Let's be honest: the new Bristol Bullet looks curiously oddball. Why? Apparently, the company's new owners found an old speedster prototype under a dust sheet when they were clearing the old Filton factory to see what they'd bought. Of course, you could also say it looks so curiously oddball simply because it's a Bristol. But the chutzpah of a company being reborn using inspiration from a hidden relic of the past certainly warrants praise.
After all, it could have done something more mainstream. Say, some sort of big retro-look two-door coupe based on old Jaguar XK mechanicals. But more authentic would be to reproduce one of the old company's prototypes, neatly marking 70 years since the aircraft business started making cars. And doing it in limited-to-70 numbers to relaunch the brand with a bang.
375hp and 1,250kg should make it brisk!
Enter the Bullet, with all its delicate, elegant sculpting, flowing features, curious snout and enough old Bristol cues to fill a history book: those front wings, that grille, the bonnet, the lights, the fins at the rear, the gills on the side. It's not a conventional beauty because no Bristol ever has been.

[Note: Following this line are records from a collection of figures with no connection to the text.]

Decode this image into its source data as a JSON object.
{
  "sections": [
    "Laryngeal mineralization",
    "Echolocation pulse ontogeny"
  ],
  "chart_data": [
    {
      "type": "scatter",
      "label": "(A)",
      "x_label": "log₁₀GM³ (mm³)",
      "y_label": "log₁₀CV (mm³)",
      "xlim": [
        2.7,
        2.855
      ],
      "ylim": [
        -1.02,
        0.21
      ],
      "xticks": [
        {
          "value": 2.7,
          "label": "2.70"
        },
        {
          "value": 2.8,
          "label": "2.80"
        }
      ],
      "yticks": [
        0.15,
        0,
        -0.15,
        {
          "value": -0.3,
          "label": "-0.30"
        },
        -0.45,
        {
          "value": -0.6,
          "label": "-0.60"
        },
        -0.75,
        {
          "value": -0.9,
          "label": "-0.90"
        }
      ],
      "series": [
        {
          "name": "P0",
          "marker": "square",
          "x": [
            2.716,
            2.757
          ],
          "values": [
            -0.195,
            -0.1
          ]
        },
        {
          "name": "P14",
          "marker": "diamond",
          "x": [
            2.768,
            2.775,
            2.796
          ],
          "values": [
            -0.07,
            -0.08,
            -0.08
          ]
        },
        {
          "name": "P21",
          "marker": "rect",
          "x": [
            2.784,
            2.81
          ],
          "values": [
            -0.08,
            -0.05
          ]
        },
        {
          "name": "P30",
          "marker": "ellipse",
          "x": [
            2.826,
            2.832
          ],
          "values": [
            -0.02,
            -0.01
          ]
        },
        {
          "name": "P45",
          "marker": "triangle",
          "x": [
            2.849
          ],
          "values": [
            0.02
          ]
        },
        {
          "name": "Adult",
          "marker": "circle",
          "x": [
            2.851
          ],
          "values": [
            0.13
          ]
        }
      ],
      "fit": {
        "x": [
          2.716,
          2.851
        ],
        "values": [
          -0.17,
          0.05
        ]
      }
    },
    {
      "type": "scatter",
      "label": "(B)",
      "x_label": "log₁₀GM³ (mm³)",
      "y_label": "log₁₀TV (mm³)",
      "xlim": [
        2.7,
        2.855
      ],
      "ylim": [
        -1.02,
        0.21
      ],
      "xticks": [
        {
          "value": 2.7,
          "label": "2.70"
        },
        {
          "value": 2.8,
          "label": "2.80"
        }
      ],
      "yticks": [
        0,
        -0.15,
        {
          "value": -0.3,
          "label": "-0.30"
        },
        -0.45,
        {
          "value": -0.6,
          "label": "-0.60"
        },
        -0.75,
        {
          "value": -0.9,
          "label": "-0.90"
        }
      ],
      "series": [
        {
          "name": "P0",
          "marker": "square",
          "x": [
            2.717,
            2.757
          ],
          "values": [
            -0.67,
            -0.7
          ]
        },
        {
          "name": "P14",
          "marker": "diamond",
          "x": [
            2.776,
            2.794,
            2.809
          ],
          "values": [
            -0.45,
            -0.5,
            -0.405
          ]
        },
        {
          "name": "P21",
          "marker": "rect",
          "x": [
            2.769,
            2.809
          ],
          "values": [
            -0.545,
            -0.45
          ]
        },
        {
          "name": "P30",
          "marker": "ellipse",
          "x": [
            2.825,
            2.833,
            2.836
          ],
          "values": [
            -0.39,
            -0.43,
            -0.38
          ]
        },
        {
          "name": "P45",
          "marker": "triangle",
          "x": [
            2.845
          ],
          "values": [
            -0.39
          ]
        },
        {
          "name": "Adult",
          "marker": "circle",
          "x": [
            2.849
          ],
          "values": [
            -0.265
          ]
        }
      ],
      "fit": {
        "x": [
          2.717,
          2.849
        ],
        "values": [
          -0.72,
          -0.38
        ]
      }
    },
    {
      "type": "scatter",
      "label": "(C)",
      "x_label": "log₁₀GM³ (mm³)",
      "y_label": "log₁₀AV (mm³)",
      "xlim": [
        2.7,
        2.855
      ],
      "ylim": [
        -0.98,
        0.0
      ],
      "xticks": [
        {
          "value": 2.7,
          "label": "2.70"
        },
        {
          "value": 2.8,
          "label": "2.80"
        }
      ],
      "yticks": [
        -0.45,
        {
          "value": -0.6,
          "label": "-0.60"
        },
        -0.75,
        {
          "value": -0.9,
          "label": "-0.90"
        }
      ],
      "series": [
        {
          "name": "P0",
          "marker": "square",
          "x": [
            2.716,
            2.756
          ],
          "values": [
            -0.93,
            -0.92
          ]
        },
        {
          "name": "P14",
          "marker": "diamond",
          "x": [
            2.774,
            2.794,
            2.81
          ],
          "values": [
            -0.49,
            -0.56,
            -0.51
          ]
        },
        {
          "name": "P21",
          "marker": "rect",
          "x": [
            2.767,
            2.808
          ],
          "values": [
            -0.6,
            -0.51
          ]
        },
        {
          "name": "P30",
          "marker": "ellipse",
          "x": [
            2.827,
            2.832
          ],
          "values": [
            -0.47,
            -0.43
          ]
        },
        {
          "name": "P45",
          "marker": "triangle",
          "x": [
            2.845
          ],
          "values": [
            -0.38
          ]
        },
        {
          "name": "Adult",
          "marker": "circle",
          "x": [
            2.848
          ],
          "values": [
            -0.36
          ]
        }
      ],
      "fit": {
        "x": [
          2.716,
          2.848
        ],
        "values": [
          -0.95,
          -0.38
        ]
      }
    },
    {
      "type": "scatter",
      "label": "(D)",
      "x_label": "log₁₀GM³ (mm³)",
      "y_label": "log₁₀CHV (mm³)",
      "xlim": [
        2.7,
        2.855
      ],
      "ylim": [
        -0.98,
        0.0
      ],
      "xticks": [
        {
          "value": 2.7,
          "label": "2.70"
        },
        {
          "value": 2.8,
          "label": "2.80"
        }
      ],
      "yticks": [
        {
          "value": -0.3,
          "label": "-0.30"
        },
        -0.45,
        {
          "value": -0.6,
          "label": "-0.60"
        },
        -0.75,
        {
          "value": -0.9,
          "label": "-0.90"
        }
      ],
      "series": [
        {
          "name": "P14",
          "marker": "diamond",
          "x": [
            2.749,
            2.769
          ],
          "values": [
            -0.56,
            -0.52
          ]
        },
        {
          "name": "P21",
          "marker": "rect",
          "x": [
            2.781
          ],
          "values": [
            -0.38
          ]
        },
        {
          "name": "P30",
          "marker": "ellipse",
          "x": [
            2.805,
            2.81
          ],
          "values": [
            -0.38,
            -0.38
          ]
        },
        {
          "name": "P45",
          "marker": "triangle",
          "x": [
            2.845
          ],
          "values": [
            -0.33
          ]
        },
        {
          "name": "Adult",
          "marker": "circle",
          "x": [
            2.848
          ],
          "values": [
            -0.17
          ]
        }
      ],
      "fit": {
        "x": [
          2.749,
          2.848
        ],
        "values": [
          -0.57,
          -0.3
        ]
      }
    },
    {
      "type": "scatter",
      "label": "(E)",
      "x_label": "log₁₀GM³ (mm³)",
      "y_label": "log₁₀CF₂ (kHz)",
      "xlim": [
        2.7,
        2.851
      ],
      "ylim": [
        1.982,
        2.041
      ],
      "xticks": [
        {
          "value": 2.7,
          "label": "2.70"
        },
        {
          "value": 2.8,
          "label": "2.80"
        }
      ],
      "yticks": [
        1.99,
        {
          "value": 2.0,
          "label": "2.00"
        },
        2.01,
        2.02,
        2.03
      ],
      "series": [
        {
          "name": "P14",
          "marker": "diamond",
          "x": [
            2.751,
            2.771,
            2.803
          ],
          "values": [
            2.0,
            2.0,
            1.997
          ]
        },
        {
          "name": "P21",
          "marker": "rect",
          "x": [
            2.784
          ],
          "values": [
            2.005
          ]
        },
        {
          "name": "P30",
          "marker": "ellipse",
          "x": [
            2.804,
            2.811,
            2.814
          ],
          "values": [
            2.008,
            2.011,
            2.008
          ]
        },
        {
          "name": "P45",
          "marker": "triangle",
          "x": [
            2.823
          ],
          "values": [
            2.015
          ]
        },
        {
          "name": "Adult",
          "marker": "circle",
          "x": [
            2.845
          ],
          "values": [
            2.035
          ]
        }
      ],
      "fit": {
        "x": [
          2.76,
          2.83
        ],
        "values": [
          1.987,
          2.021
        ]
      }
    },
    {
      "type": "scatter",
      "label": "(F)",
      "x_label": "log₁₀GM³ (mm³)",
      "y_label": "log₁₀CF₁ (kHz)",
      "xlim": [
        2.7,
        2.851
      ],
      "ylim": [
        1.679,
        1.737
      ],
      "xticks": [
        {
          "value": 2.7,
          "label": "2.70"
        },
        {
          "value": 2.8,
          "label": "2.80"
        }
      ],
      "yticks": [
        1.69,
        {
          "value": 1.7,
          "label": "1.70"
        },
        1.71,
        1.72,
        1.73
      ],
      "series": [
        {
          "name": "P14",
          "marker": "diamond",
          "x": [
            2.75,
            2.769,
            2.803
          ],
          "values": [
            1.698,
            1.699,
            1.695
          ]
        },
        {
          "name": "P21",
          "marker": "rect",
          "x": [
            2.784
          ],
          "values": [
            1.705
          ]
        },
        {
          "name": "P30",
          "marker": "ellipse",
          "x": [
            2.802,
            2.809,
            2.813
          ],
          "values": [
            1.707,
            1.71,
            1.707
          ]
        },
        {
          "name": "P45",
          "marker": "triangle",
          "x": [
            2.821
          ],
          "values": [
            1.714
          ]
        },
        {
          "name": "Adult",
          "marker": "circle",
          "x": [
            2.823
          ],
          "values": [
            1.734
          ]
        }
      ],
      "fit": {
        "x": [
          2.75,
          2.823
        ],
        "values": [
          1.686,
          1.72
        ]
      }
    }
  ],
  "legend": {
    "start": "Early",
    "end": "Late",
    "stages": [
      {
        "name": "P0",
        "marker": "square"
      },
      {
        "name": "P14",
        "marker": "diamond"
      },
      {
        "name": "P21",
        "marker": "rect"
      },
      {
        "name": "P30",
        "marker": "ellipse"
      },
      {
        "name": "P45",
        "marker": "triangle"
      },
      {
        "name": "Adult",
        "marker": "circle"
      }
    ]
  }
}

It's the robust, meticulous engineering that sells, and it's this that hopefully the Bullet packs in spades.
We don't know too much about all that though. The launch event at Coworth Park in Berkshire was all about the visuals - about getting people to sit inside the sumptuous interior with an almost unimaginable amount of leather, a retro dial pack, a rather incongruous touchscreen infotainment system (with Wi-Fi for onboard internet) and an old BMW E60 column stalk that's there for good reason.
It's a rather open-plan cabin, too; there is no roof, see. Not even a tonneau. That half-height windscreen? That's optional. Maybe that's why there's so much wipe-dry leather and so few bits of switchgear to get wet and pop a fuse. Bristol's pitching this car as a collectable, not something to use all year round, but we do still wonder what you'll do when it rains at Salon Prive.
Under the bonnet is a more prominent old 5 Series link: a 4.8-litre BMW V8 producing 375hp. It's the same engine Morgan uses in the Aero 8 (neatly, early Bristols used BMW motors too), although the company insists it's been responsible for 'finishing' the engine. Surely that means more than just taking it out of the crate and fitting a Bristol-look vanity cover? Bristol's called it 'Hercules' after its 1,300hp 14-cylinder aircraft radial engine. Here, thanks to a 1,250kg kerbweight, it's good for 0-62mph in 3.8 seconds.
Leather, leather everywhere
It weighs so little because the body is made from carbon fibre, unlike Bristols of old which were made from hand-beaten aluminium. That may not be very retro but, as Bristol suggests, would you like the Boeing 787 Dreamliner to be made from alloy? Underneath it, here's hoping the suspension boasts the sort of detail that made LJK Setright such a Bristol obsessive. All they're saying at the moment is that it's tuned for long-distance comfort rather than track day thrills, which sounds sensible.
We've UK-based Indian businessman Kamal Siddiqi to thank for Bristol's revival. His company, Kamkorp Group, bought out Bristol Cars Ltd from administration in 2011, renaming the company Bristol Automotive Group and relocating it to Camberley in Surrey (although the Bullet will actually be built in Chichester). It was during this relocation that the prototype was apparently found.
How much? Less than £250,000, which is encouraging for a one-of-70 model that could be the start of bigger and better things for this storied brand. Bristol promises we'll be driving it in the few months, ahead of deliveries beginning in 2017. So this is a car that's a here-and-now reality rather than some fanciful pipe dream. Will you be placing an order?